Delivering cancer drugs with nanoparticles should reduce side effects by bringing the packaged drugs directly to tumors instead of distributing them freely throughout a patient’s body. But while this therapy works remarkably well to shrink tumors in some patients, nanomedicines can produce little to no effect in others. A therapy’s success may depend on a given tumor’s ability to uptake and retain these nanoparticles.
Now, researchers from Brigham & Women’s Hospital and Massachusetts General Hospital, led by Omid C. Farokhzad and Ralph Weissleder, report a technique to determine whether a particular patient has a high-uptake or low-uptake tumor (Sci. Transl. Med. 2015, DOI: 10.1126/scitranslmed.aac6522).
Nanoparticles accumulate selectively in tumors thanks to differences between blood vessels in healthy and cancerous tissue. Normal blood vessels, Farokhzad explains, “have very tight junctions with their neighboring cells to make the blood vessels like the piping in your home: They don’t leak.” In a cancerous growth, he continues, “tumor blood vessels are growing so fast that they don’t make those tight junctions,” allowing nanoparticles to leak into the tumor.
But just as some leaky pipes can flood your basement and others leave only a small puddle underneath your sink, blood vessels vary among tumors. Not every tumor has vessels leaky enough to deliver a nanoparticle payload large enough to muster an effective attack on the cancer cells.
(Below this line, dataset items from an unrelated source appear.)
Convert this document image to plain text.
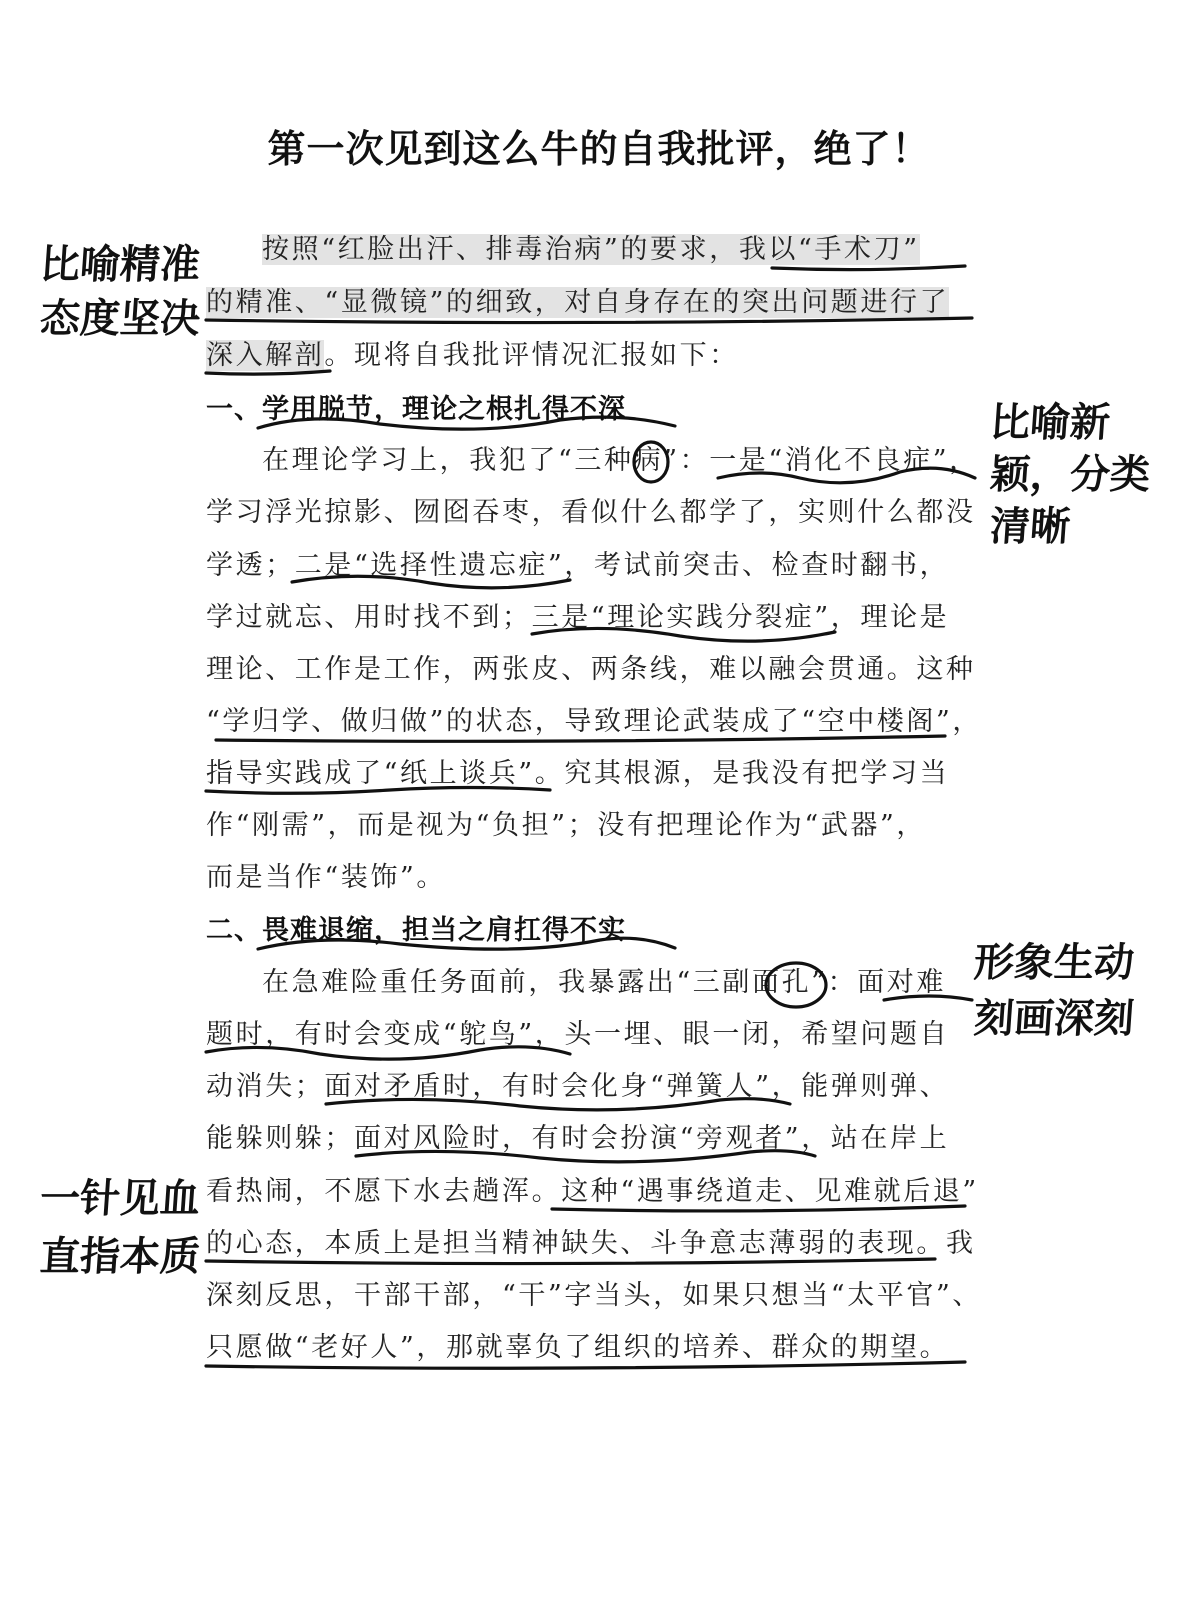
第一次见到这么牛的自我批评，绝了！
按照“红脸出汗、排毒治病”的要求，我以“手术刀”
的精准、“显微镜”的细致，对自身存在的突出问题进行了
深入解剖。现将自我批评情况汇报如下：
一、学用脱节，理论之根扎得不深
在理论学习上，我犯了“三种病”：一是“消化不良症”，
学习浮光掠影、囫囵吞枣，看似什么都学了，实则什么都没
学透；二是“选择性遗忘症”，考试前突击、检查时翻书，
学过就忘、用时找不到；三是“理论实践分裂症”，理论是
理论、工作是工作，两张皮、两条线，难以融会贯通。这种
“学归学、做归做”的状态，导致理论武装成了“空中楼阁”，
指导实践成了“纸上谈兵”。究其根源，是我没有把学习当
作“刚需”，而是视为“负担”；没有把理论作为“武器”，
而是当作“装饰”。
二、畏难退缩，担当之肩扛得不实
在急难险重任务面前，我暴露出“三副面孔”：面对难
题时，有时会变成“鸵鸟”，头一埋、眼一闭，希望问题自
动消失；面对矛盾时，有时会化身“弹簧人”，能弹则弹、
能躲则躲；面对风险时，有时会扮演“旁观者”，站在岸上
看热闹，不愿下水去趟浑。这种“遇事绕道走、见难就后退”
的心态，本质上是担当精神缺失、斗争意志薄弱的表现。我
深刻反思，干部干部，“干”字当头，如果只想当“太平官”、
只愿做“老好人”，那就辜负了组织的培养、群众的期望。
比喻精准
态度坚决
比喻新
颖，分类
清晰
形象生动
刻画深刻
一针见血
直指本质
So Farokhzad, Weissleder, and colleagues sought a way to quantify the leakiness of blood vessels in a tumor and predict how well therapeutic nanoparticles could work for a particular patient.
The team injected rodents bearing human tumors with an FDA-approved anemia treatment called Feraheme, which consists of magnetic iron oxide nanoparticles coated with carboxymethyl dextran. They tagged the particles with fluorescent dyes so they could use high-resolution microscopic imaging to track the distribution of the drug and determine how much of it accumulated in tumor tissue.
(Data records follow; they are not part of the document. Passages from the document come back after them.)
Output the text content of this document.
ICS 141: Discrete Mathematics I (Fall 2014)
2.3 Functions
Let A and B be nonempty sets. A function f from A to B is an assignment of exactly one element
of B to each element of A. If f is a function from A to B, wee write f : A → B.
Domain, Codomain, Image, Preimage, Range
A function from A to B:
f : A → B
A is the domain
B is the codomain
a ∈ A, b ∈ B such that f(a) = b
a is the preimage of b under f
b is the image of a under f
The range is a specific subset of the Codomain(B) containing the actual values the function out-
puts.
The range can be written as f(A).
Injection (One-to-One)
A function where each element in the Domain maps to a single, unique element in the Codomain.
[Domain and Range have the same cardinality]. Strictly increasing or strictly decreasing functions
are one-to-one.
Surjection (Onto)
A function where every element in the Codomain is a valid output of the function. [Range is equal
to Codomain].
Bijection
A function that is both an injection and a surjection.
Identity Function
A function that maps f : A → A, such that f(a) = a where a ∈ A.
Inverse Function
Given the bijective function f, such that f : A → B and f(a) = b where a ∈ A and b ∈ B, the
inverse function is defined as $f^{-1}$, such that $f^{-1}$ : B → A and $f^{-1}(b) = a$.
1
They then repeated this experiment to track the accumulation of polymeric nanoparticles, which served as models for cancer nanomedicines. When the team compared each set of images pixel by pixel, they determined that the magnetic particles could predict the distribution of the model anticancer ones with more than 95% accuracy. Therefore, the team concluded that if the magnetic particles accumulate in a tumor, it is very likely that anticancer ones will as well.
The researchers suggest that oncologists could use magnetic resonance imaging in the clinic to trace Feraheme iron oxide particles in a patient. This would allow doctors to decide if that person will benefit more from nanomedicine or standard formulations of a drug.
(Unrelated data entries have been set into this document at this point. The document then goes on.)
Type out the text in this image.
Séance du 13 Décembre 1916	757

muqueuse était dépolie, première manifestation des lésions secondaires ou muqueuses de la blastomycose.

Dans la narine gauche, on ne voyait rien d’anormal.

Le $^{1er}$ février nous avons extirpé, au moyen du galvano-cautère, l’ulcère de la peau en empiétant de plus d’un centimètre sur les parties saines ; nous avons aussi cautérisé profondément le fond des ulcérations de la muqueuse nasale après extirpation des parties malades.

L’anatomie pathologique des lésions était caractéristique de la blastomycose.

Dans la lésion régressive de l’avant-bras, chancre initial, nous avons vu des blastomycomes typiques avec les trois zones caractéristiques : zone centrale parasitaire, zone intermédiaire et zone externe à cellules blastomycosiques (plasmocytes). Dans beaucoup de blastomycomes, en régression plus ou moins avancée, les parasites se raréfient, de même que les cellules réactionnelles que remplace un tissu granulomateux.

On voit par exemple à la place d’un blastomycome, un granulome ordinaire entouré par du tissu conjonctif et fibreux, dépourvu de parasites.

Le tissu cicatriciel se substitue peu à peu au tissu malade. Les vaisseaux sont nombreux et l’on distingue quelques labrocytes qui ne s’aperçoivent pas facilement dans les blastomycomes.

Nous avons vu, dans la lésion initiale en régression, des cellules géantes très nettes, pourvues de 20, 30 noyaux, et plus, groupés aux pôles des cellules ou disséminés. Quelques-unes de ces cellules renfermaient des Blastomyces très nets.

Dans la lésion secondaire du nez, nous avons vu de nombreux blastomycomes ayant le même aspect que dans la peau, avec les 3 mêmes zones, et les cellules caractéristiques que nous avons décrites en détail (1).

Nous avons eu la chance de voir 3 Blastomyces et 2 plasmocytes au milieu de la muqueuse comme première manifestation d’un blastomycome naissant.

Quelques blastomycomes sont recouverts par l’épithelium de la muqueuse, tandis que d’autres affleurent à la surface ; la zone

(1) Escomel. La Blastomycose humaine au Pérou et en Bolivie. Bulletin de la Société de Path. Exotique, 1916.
Feraheme is an FDA-approved drug with few side effects, so “it is conceivable that the approach could be rapidly translated,” says Nicolas Bertrand, a nanoparticle researcher at MIT, who was not involved in the study.
The study, Bertrand continues, is “among the first to introduce the concepts of personalized nanomedicine.”
Oncologists already use principles of personalized medicine—such as prescribing a particular drug on the basis of a specific genetic mutation in a patient’s tumor—to determine the best treatments for their patients. “Everyone in the cancer field should be thinking that nanotherapeutics are no exception,” Farokhzad says.